“É preciso sair da ilha para ver a ilha.”

Essa frase de José Saramago me faz pensar sobre tudo o que estamos descobrindo atualmente no campo da saúde mental no trabalho. Será que vai ser necessário um afastamento para entendermos o que, de fato, está acontecendo? Será que daqui a 50 anos vamos olhar com mais clareza para tanta complexidade?

Foi na pós-graduação “Saúde mental nas empresas”, na USP, que escutei o Dr. Wagner Gattaz, coordenador do curso e especialista na área, dizer que “o burnout é sexy”…

Como assim “sexy”? Um diagnóstico de burnout acaba sendo mais bem aceito do que um de depressão, por exemplo. Basta buscarmos por burnout no Instagram para vermos uma enxurrada de perfis relatando com detalhes tudo o que passaram quando tiveram burnout.

A palavra “burnout”, para o workaholic, pode servir até mesmo como medalha.
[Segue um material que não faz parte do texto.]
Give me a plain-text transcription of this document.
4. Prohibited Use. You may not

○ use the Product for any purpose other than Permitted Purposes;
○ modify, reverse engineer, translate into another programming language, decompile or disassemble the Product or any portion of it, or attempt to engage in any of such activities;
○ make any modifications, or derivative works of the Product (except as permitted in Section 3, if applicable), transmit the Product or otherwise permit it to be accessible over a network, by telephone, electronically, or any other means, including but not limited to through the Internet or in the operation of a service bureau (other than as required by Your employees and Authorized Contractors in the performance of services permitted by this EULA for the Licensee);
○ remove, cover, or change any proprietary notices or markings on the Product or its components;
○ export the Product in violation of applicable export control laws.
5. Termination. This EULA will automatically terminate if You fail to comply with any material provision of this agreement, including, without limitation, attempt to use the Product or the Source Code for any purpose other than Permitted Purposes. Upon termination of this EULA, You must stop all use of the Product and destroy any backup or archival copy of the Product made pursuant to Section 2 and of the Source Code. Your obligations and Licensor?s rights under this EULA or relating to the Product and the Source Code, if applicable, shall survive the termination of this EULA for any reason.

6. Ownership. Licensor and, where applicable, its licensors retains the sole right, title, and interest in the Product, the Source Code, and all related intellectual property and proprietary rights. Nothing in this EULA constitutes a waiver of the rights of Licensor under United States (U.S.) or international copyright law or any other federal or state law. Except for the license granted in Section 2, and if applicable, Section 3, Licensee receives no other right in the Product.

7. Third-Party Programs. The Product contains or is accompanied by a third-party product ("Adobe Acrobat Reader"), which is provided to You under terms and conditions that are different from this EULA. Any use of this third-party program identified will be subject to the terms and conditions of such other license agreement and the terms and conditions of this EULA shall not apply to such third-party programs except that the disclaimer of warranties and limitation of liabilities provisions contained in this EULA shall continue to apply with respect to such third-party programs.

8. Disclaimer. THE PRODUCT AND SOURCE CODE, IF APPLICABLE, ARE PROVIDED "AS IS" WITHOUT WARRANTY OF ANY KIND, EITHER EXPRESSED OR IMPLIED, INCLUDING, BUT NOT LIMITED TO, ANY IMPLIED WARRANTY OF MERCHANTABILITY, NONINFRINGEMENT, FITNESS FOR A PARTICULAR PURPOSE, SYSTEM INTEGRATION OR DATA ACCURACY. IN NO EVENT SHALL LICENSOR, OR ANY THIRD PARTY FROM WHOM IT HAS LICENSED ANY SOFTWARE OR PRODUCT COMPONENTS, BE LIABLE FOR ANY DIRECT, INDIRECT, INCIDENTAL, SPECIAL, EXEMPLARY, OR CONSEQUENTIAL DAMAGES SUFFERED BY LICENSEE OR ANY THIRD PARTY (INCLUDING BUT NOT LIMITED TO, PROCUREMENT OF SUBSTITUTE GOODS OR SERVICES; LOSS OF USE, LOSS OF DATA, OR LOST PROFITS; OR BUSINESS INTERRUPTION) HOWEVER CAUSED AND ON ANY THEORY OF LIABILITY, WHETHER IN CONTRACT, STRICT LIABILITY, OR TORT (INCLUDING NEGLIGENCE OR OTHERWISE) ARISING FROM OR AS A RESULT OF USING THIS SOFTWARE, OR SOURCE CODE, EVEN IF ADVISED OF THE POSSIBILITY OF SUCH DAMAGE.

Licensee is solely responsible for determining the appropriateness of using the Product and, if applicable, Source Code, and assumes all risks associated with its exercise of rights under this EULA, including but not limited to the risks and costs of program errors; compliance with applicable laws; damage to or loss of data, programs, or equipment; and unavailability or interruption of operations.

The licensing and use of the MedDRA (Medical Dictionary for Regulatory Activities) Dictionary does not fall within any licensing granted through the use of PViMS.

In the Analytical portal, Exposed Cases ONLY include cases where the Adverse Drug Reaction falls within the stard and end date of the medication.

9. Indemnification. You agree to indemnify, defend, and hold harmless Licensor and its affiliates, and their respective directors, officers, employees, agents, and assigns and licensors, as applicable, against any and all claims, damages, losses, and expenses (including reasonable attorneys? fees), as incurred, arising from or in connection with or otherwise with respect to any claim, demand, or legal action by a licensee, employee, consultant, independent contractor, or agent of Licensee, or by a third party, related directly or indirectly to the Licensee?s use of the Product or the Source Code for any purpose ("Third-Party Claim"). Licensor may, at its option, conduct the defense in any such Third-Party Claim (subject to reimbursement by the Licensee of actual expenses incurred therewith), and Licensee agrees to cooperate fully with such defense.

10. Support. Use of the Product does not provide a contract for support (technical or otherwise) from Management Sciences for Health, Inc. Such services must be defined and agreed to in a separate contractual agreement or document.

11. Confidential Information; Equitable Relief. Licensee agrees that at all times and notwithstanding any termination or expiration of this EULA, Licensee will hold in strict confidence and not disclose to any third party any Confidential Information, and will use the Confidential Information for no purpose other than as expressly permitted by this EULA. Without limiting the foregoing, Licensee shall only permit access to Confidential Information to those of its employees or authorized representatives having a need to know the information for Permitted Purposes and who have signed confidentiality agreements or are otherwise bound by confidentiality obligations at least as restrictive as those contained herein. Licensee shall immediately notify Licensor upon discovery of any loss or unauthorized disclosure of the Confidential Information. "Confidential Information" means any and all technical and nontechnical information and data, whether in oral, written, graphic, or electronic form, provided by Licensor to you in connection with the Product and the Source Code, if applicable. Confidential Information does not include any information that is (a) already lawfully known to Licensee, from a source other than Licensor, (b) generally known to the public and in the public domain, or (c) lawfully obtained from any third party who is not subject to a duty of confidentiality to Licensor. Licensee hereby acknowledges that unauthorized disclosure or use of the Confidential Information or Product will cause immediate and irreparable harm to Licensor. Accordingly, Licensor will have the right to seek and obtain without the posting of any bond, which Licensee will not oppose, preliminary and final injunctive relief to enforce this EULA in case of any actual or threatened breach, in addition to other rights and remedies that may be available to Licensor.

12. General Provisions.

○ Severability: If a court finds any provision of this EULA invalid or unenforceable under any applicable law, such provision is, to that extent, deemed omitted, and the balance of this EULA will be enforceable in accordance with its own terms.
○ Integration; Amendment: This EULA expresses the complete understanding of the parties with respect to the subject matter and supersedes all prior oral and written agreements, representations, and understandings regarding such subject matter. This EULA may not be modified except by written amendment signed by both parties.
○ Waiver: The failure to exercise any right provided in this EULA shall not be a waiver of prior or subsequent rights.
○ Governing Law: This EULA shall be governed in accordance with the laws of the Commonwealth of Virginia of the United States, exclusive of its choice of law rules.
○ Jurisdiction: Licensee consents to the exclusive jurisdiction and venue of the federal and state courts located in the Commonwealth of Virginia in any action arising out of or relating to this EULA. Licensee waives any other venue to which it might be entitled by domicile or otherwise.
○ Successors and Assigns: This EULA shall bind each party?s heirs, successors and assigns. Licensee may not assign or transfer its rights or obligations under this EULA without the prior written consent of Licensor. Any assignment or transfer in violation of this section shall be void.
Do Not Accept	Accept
O fator sexy do burnout vem de seu estereótipo de força e de engajamento — ao contrário da ideia de fragilidade da depressão. Por isso, o burnout é mais atraente.

No senso comum, a palavra burnout pode ter muitos significados. No campo da justiça, ao abraçar a definição da OMS (da CID-11), que define burnout como um fenômeno ocupacional relacionado ao trabalho, algumas complicações foram criadas.

Por exemplo: para muitos especialistas, uma pessoa poderia ter depressão e burnout. Poderia inclusive ter tido uma depressão há anos e hoje estar num quadro de burnout. Na leitura da justiça, com as lentes da CID-11, o burnout é excludente: ou é uma coisa ou é outra — deixando assim diagnósticos e acompanhamentos muito mais difíceis. Se existe qualquer outro problema na vida da pessoa, o burnout pode ser descartado. Uma loucura.

Acima, um gráfico da pesquisa “Tudo que você gostaria que seu RH soubesse”: a soma das pessoas que tiveram um burnout diagnosticado, das que não sabem se tiveram e das que acham que tiveram é o assustador número de 68% dos respondentes: o burnout é sexy, é chiclete, tá na boca do povo (mas isso não significa que não exista um sofrimento relacionadíssimo ao trabalho).

Estou tateando essa conversa que envolve a medicina e a justiça. Para que possamos nos aprofundar nessas questões, reuni aqui um breve apanhado:

  • Burnout não é doença: Dr. Estevam Vaz num vídeo curtinho;
  • É um diagnóstico de exclusão: ou você tem depressão ou você tem estresse ou burnout;
  • O que ninguém te contou sobre o burnout, livro de Marcos Mendanha;
  • Como contraponto, um dos maravilhosos livros de Christina Maslach The burnout challenge. Apesar de receber duras críticas dos pesquisadores acima, Maslach tem um trabalho excelente, especialmente ao se aprofundar nos 6 fatores que podem salvar a saúde mental nas empresas.

Uma coisa boa que a academia nos traz (ou deveria trazer!) é o exercício dessa flexibilidade cognitiva, esse eterno sair da ilha para ver a ilha — e depois, claro, voltar para a ilha compreendendo melhor, enfim, o que é uma ilha! É menos sobre concordar e mais sobre refletir profundamente. Espero que este breve texto tenha instigado sua curiosidade sobre o tema.